Within hours of the reopening of the neighborhood, Habitat volunteers from Hood County and neighboring Trinity HfH of Fort Worth, poured into the area and rebuilt homes in record time during what is called a blitz build. “One thing that makes Habitat so good is the people in Hood County are so good to us. They take care of us. They do things for us and it’s really been so rewarding,” Barrett recalls. Not only the people of Hood County, but the entire nation focused its eyes on the urgent need in this Habitat neighborhood.

Shortly after the ravaged area was cleared for access, the GM Foundation pledged $500,000 to Habitat for Humanity International to support the cleanup and rebuild efforts across Hood County. At the same time, Community Bank began working with Hood County Habitat to rebuild, raising local donations of more than $160,000 in six weeks. The desperately needed funds allowed Habitat to secure private contractors to come in and intensify the rebuild efforts.

In only six months, by November 2013, 46 of the 60 families were back in their homes. That fact alone demonstrates the passion and determination sincerely felt in the hearts of volunteers and Habitat families.

Growing Need

There’s a growing segment in our population who are forced to work two to three jobs just to pay the rent for inadequate housing. Hood County is no different.

According to the National Low Income Housing Coalition, “nowhere in the U.S. will a full-time minimum wage job pay for a median one-bedroom apartment and in 30 states, two minimum-wage jobs won’t cover the rent.”

The effects of this type of pressure can be disastrous for families. Children who grow up in inadequate housing are more likely to suffer in the long run. According to the John D. and Catherine T. MacArthur Foundation as part of its How Housing Matters to Families and Communities Research Initiative, “poor housing quality was the most consistent and strongest predictor of emotional and behavioral problems in low-income children and youth.” Furthermore, parental stress caused the inability to provide for their children adds to the breakdown of the family.
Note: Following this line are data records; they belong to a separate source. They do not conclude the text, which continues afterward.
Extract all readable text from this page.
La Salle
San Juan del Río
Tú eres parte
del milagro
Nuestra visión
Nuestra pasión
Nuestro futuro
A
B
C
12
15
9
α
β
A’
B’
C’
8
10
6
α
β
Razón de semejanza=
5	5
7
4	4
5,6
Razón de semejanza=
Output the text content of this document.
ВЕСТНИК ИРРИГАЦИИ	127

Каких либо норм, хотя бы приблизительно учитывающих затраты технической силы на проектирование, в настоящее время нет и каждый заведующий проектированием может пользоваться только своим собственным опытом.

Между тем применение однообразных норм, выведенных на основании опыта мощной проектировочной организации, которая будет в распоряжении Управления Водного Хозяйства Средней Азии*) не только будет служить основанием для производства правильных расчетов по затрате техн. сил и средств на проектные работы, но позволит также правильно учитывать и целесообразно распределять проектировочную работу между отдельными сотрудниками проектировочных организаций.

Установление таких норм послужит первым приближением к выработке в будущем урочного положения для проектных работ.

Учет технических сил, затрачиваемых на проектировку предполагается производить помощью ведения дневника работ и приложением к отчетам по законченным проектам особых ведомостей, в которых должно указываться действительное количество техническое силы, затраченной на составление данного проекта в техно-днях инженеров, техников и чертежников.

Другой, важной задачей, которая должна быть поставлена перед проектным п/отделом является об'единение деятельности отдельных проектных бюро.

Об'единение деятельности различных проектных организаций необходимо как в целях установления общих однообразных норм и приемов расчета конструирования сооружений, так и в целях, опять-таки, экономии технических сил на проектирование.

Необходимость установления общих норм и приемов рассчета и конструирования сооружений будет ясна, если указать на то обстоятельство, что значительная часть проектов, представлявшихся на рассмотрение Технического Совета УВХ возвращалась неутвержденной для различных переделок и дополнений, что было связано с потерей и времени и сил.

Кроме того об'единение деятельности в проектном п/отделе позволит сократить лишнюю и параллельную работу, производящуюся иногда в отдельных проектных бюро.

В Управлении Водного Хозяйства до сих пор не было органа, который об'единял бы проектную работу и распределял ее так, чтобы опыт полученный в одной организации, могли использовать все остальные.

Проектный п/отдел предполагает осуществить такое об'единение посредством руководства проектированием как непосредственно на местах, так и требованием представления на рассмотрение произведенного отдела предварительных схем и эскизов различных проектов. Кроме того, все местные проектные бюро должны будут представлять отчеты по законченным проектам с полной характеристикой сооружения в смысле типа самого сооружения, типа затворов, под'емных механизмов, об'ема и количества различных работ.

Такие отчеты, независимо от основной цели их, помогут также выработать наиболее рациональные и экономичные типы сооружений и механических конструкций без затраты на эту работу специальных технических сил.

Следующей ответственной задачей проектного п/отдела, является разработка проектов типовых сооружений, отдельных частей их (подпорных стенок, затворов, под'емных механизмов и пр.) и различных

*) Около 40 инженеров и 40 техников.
Habitat for Humanity’s core beliefs are about altering society to empower families, one build at a time. In fact, among Habitat’s guiding principles is the belief that, “No one lives in dignity until everyone can live in dignity. We believe that every person has something to contribute and something to gain from creating communities in which all people have decent, affordable places to live. We believe that dignity and hope are best achieved through equitable, accountable partnerships.”

The Partner Families who are carefully selected as Habitat homeowners, undergo a rigorous application process and must meet several qualifications to be considered. These individuals must demonstrate the need for better housing, make a long-term commitment to partner with Habitat and put in a minimum of 300 sweat equity hours in building their house. The fact that the families make monthly mortgage payments to pay the home off, fosters a sense of ownership and demonstrates perseverance to children. Habitat also goes the distance by offering free financial counseling services to continue the work of altering the family home base.

There’s room for everyone at Hood County Habitat for Humanity and with continued community support for this worthy organization, our little corner of the world will keep flourishing. Perhaps founder Millard Fuller put it best when he said, “A house is to a family what soil is to a plant. A plant needs to be rooted. A family is like that. If a family is not rooted, it will not flourish. But once a family is well-rooted, all kinds of wonderful things will begin to happen.”